I think the best solution for now is that libraries either use their own "error utils" or only use existing crates internally. The error story is currently worked on in std and I don't think it makes much sense exposing any of that in a public API right now since it can change once things land in std.

So for applications that might be a useful tool, but I personally wouldn't use it as public dependency of a library. That's also why we are going to keep amethyst_error as it is.

I'm not 100% sure I understand your concern there. Sure there's some discussion around what happens with error handling, but std also promises backwards compatibility. So I think re-exporting API from std is perfectly fine. Actually, it seems std is the only thing that one kind of must rely on. Or maybe you mean something else?

I get that the rule of thumb for a library is to provide some concrete error type, not Box<Error> so it's clear what might or might not go wrong. But apart from that (or when eg. accepting errors from a user callback), do you see some other problem?

Maybe I misunderstood. Are you suggesting that errutil should only be used as internal dependency?

Not exactly. What I'm trying to say:

  • The WithBacktrace type was a failed experiment. If anything is to come from errutils, that is to be thrown away.
  • The errutils::Error is a type alias for Box<std::error::Error + Send + Sync>. So it's fine to expose that through public API, because it is not a new type, it is just a re-export of type coming from std. If I decide to drop the dependency on errutils and change it to that type directly, nothing in my public API changes.
  • The WithContext type is a way to define my own error type (by wrapping another one). Does it really matter how I create my error types, if by eg. error-chain or by providing pub type MyError = WithContext<SomeOtherError>?

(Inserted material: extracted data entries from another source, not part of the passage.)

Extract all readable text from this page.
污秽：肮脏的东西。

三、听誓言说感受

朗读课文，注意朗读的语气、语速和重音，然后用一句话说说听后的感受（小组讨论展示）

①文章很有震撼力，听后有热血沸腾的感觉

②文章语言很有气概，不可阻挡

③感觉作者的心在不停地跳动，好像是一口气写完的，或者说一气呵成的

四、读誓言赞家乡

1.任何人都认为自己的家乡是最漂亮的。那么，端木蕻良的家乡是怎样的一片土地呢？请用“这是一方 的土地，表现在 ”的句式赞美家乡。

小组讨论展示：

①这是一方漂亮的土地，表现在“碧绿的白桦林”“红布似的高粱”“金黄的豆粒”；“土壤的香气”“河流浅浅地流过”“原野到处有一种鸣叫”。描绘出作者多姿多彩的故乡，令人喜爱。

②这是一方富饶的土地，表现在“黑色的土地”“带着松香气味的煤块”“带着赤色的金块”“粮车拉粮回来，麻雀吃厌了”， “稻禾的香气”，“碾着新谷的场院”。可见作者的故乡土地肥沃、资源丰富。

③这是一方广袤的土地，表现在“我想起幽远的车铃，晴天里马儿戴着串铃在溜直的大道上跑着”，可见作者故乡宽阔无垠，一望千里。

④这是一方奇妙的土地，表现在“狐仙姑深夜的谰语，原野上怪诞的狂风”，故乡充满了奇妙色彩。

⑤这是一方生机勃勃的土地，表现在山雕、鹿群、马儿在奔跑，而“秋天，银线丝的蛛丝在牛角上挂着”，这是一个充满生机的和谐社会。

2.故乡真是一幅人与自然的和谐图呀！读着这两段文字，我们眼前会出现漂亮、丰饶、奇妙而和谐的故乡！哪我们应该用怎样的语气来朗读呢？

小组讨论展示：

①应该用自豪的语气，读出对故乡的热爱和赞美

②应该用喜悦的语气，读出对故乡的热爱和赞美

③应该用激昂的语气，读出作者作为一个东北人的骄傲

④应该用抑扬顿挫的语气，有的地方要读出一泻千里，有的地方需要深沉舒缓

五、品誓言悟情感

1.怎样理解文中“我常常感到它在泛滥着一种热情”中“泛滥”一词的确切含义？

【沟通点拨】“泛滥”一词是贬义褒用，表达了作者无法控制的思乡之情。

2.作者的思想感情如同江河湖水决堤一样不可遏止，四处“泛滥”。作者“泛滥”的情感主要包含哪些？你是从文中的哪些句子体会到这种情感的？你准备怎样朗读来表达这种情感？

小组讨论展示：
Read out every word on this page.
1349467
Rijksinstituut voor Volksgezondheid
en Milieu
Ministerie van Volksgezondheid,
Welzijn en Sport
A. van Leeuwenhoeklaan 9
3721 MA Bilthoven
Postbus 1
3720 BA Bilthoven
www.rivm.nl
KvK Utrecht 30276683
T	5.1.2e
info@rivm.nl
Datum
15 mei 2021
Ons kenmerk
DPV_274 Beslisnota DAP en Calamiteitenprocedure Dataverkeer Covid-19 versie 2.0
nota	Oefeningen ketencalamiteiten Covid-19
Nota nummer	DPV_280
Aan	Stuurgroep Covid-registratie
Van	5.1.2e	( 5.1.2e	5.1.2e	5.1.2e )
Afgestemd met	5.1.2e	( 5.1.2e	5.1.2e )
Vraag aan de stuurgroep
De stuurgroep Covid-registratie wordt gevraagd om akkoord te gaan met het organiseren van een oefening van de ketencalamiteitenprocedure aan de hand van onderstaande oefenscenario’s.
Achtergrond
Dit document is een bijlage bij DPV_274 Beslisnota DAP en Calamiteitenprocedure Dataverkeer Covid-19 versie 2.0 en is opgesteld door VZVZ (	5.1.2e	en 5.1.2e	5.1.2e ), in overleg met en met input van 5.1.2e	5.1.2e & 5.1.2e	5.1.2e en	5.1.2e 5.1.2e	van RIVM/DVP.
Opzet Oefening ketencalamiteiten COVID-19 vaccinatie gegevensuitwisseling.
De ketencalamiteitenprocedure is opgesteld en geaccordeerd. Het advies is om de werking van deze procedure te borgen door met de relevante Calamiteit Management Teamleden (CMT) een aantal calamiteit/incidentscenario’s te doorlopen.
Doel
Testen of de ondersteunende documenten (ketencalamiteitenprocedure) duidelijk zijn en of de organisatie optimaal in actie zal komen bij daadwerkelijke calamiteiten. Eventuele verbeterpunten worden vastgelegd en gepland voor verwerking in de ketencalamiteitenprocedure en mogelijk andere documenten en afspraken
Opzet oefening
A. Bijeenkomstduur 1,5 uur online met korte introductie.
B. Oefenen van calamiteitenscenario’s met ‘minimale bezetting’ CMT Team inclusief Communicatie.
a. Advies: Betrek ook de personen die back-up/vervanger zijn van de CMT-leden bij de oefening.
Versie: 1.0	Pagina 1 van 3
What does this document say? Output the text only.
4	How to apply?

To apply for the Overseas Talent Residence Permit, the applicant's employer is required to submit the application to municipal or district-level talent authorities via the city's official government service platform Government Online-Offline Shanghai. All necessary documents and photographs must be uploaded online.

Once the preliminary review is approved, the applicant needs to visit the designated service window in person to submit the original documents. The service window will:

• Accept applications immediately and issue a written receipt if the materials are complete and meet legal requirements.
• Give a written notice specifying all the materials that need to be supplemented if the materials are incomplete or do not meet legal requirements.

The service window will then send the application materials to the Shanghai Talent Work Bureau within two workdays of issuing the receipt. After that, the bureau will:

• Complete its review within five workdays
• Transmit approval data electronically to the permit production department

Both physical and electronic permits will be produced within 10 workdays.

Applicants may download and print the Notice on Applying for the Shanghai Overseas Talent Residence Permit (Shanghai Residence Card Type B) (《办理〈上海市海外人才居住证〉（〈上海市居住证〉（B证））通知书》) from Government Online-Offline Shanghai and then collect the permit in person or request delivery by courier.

Other things that could be added to errutils are equivalents to eg. failure::bail! or failure::err_msg. These generate anonymous errors wrapped inside the Error type, so this probably even can not be exported through public API.

In other words, what I'm trying to say is there's not much way to expose more than Error itself and that's a type from std. Is that internal or external dependency, then?

It does indeed. If you have a complicated error you cannot downcast it. If you only have an enum, You could cast it to the desired type.

FWIW, the derive_more crate can be used in addition to failure or err-derive to derive From.